The worst horror of all is not in that instant when you recognize the possibility, nor in the aftermath of the event. It is rather in the slow motion happening, the thousand and one frames that make up the film. Each one building one upon another, each one etched into the mind as it occurs. A real and true horror is a compilation of images that flicker like lightning on the brain.

It starts with the concept, the known dangers. Your toddler stops breathing at night. Or first steps that slip on the sidewalk. Or running out into the street. Each image expands out to the next, like still animation, flipped through with fingers. Each horror lived each time he’s out of your sight until you see him again, safe and whole.

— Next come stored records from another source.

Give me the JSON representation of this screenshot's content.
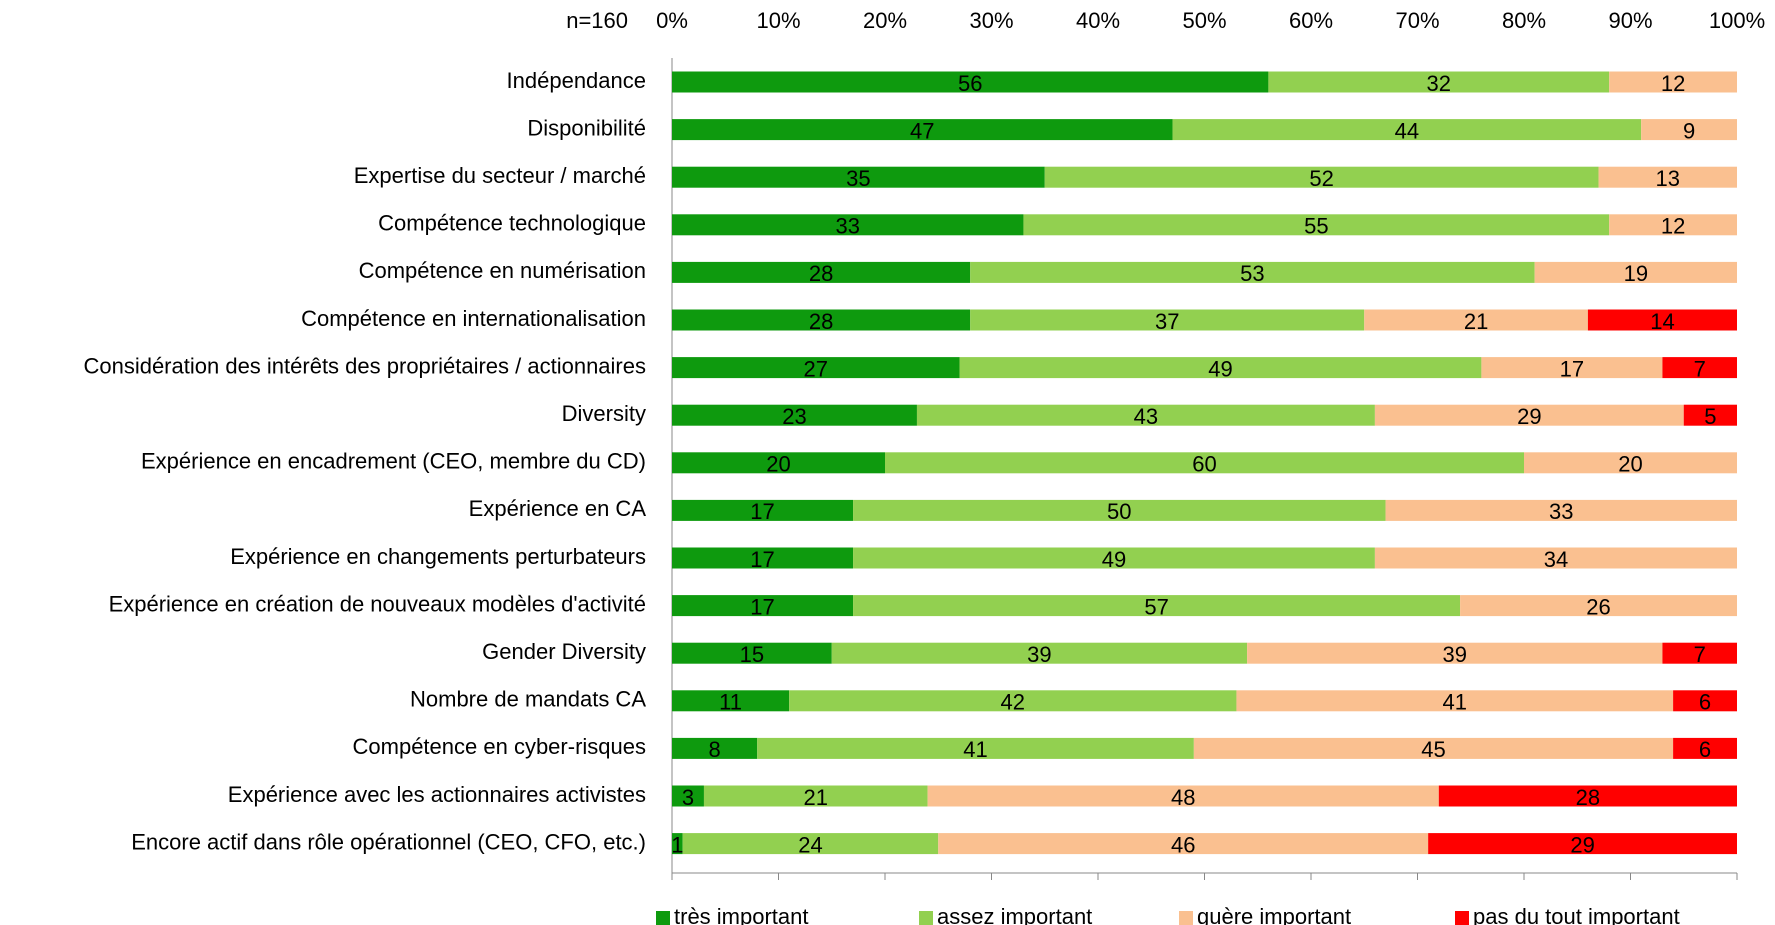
{
  "chart_data": {
    "type": "stacked_bar_horizontal",
    "note": "n=160",
    "categories": [
      "Indépendance",
      "Disponibilité",
      "Expertise du secteur / marché",
      "Compétence technologique",
      "Compétence en numérisation",
      "Compétence en internationalisation",
      "Considération des intérêts des propriétaires / actionnaires",
      "Diversity",
      "Expérience en encadrement (CEO, membre du CD)",
      "Expérience en CA",
      "Expérience en changements perturbateurs",
      "Expérience en création de nouveaux modèles d'activité",
      "Gender Diversity",
      "Nombre de mandats CA",
      "Compétence en cyber-risques",
      "Expérience avec les actionnaires activistes",
      "Encore actif dans rôle opérationnel (CEO, CFO, etc.)"
    ],
    "series": [
      {
        "name": "très important",
        "color": "#0e9a0e",
        "values": [
          56,
          47,
          35,
          33,
          28,
          28,
          27,
          23,
          20,
          17,
          17,
          17,
          15,
          11,
          8,
          3,
          1
        ]
      },
      {
        "name": "assez important",
        "color": "#92d050",
        "values": [
          32,
          44,
          52,
          55,
          53,
          37,
          49,
          43,
          60,
          50,
          49,
          57,
          39,
          42,
          41,
          21,
          24
        ]
      },
      {
        "name": "guère important",
        "color": "#fac090",
        "values": [
          12,
          9,
          13,
          12,
          19,
          21,
          17,
          29,
          20,
          33,
          34,
          26,
          39,
          41,
          45,
          48,
          46
        ]
      },
      {
        "name": "pas du tout important",
        "color": "#ff0000",
        "values": [
          null,
          null,
          null,
          null,
          null,
          14,
          7,
          5,
          null,
          null,
          null,
          null,
          7,
          6,
          6,
          28,
          29
        ]
      }
    ],
    "xlim": [
      0,
      100
    ],
    "xticks": [
      {
        "value": 0,
        "label": "0%"
      },
      {
        "value": 10,
        "label": "10%"
      },
      {
        "value": 20,
        "label": "20%"
      },
      {
        "value": 30,
        "label": "30%"
      },
      {
        "value": 40,
        "label": "40%"
      },
      {
        "value": 50,
        "label": "50%"
      },
      {
        "value": 60,
        "label": "60%"
      },
      {
        "value": 70,
        "label": "70%"
      },
      {
        "value": 80,
        "label": "80%"
      },
      {
        "value": 90,
        "label": "90%"
      },
      {
        "value": 100,
        "label": "100%"
      }
    ],
    "legend": "bottom"
  }
}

Like that instant you realize he’s slipped out of your hand at the mall. Each moment rises in drama, each possibility rolls out in a story that ends with him taken by strangers, crushed in a door, lost in the crowd and screaming your name. As the seconds click by you think you will burst with the fear, with the heartache, until you spot him ten feet away and the story’s forgotten until next time to happen again.

You think you’re prepared for your teenager’s first solo drive of your car. You know what’s out there, the close calls, the idiot drivers texting, switching lanes, running red lights. You know how many times it’s happened, how many times you’ve escaped. You imagine him down at the end of the street, about to turn onto Main. The traffic, the pulling out into the flow. The hesitation, the experience that he doesn’t have. You imagine the driver intent on not letting him out, or not even seeing him there. The guy in a hurry. The one that t-bones him, blending his body into the seat, mashing his bones into red dust. You see his face screaming, his eyes wide as it happens too fast for him to react.

And this time the movie is full length-longer. A half-hour, an hour past the curfew, till you hear the car in the driveway. Even after the policeman knocks on your door.